In the United States, inheritance property tax is assessed on nearly all inherited property. Any property received from a person who is deceased is referred to as inheritance property. It can come in the form of real property such as houses, land, or a business. Some of the most common inheritance property includes automobiles, boats, jewelry, household furnishings, and valuable clothing items such as fur coats or vintage wear.
Inheritance property can include all types of financial instruments such as cash, investment portfolios, and life insurance proceeds. Financial inheritance property is classified as personal property but is oftentimes taxed at a different rate than other types of personal property.
The tax rate assessed on inheritance property is based on the fair market value of the property. Typically, this value is established through an appraisal. Depending on the property being appraised, a professional appraiser may come to the location of the property or you might be able to take the property to the appraiser’s place of business.
A primary factor that affects the tax rate assessed is the beneficiary’s relationship to the decedent. For instance, a spouse is charged a lower tax rate than a distant cousin. Individuals who receive inheritance property are responsible for paying the associated tax.
State inheritance tax is generally not imposed on property that is passed to the surviving spouse. However, when a property is passed to children, family, or friends, state taxes are imposed. Each individual state governs inheritance taxes. Currently, 10 of the 50 states within the U.S. impose an inheritance tax.

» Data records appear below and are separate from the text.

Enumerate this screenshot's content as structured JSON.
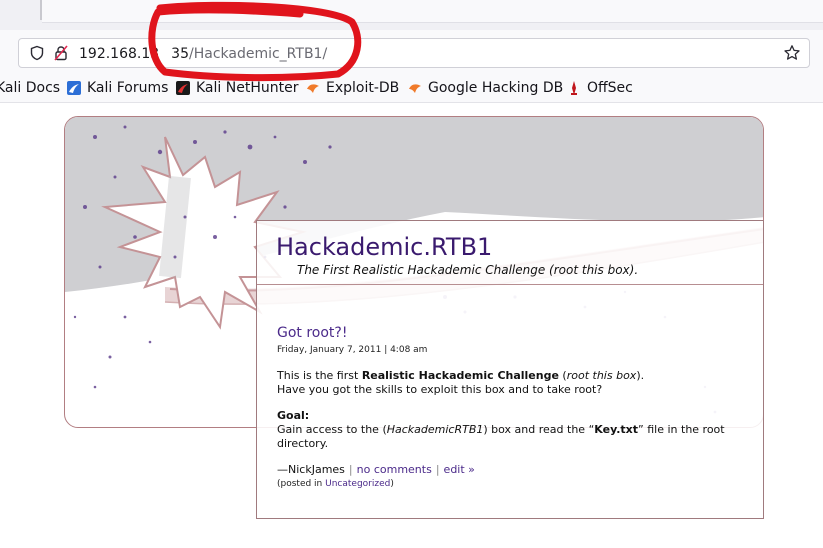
{
  "browser": {
    "url_host": "192.168.13",
    "url_port_fragment": "35",
    "url_path": "/Hackademic_RTB1/"
  },
  "bookmarks": [
    {
      "label": "Kali Docs",
      "icon": "kali-docs-icon"
    },
    {
      "label": "Kali Forums",
      "icon": "kali-forums-icon"
    },
    {
      "label": "Kali NetHunter",
      "icon": "kali-nethunter-icon"
    },
    {
      "label": "Exploit-DB",
      "icon": "exploit-db-icon"
    },
    {
      "label": "Google Hacking DB",
      "icon": "google-hacking-db-icon"
    },
    {
      "label": "OffSec",
      "icon": "offsec-icon"
    }
  ],
  "site": {
    "title": "Hackademic.RTB1",
    "tagline": "The First Realistic Hackademic Challenge (root this box)."
  },
  "post": {
    "title": "Got root?!",
    "date": "Friday, January 7, 2011 | 4:08 am",
    "line1_pre": "This is the first ",
    "line1_bold": "Realistic Hackademic Challenge",
    "line1_mid": " (",
    "line1_italic": "root this box",
    "line1_post": ").",
    "line2": "Have you got the skills to exploit this box and to take root?",
    "goal_label": "Goal:",
    "goal_pre": "Gain access to the (",
    "goal_italic": "HackademicRTB1",
    "goal_mid": ") box and read the  “",
    "goal_bold": "Key.txt",
    "goal_post": "”  file in the root",
    "goal_line2": "directory.",
    "author": "—NickJames",
    "comments_link": "no comments",
    "edit_link": "edit »",
    "posted_in_pre": "(posted in ",
    "category_link": "Uncategorized",
    "posted_in_post": ")"
  },
  "colors": {
    "annotation_red": "#e0141c",
    "title_purple": "#3a1a6e",
    "link_purple": "#4b2a8a"
  }
}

These include Indiana, Iowa, Kansas, Kentucky, Maryland, Nebraska, New Jersey, Oregon, Pennsylvania, and Tennessee.
Unless the decedent has constructed a revocable living trust, his estate will be placed in probate. This process takes between six months and two years to reach a settlement. Probating can be a time-consuming and costly process, as well as freezing assets until a judge can hear the case.
Inheritance tax returns must be filed by the Estate Executor with the Probate court in the county where the decedent resided. The return must be filed within nine months from the date of death and all taxes must be paid at the time of filing. If taxes cannot be paid in full, interest, late fees, and penalties may be assessed.
When receiving inheritance property certain steps must be adhered to and specific paperwork must be filed. Due to the complexities of inheritance property laws, it’s best to obtain legal advice from a lawyer who is well-versed in Inheritance Law.
Depending on the circumstances, you might be entitled to pro bono (free) legal assistance through the local chapter of the American Bar Association.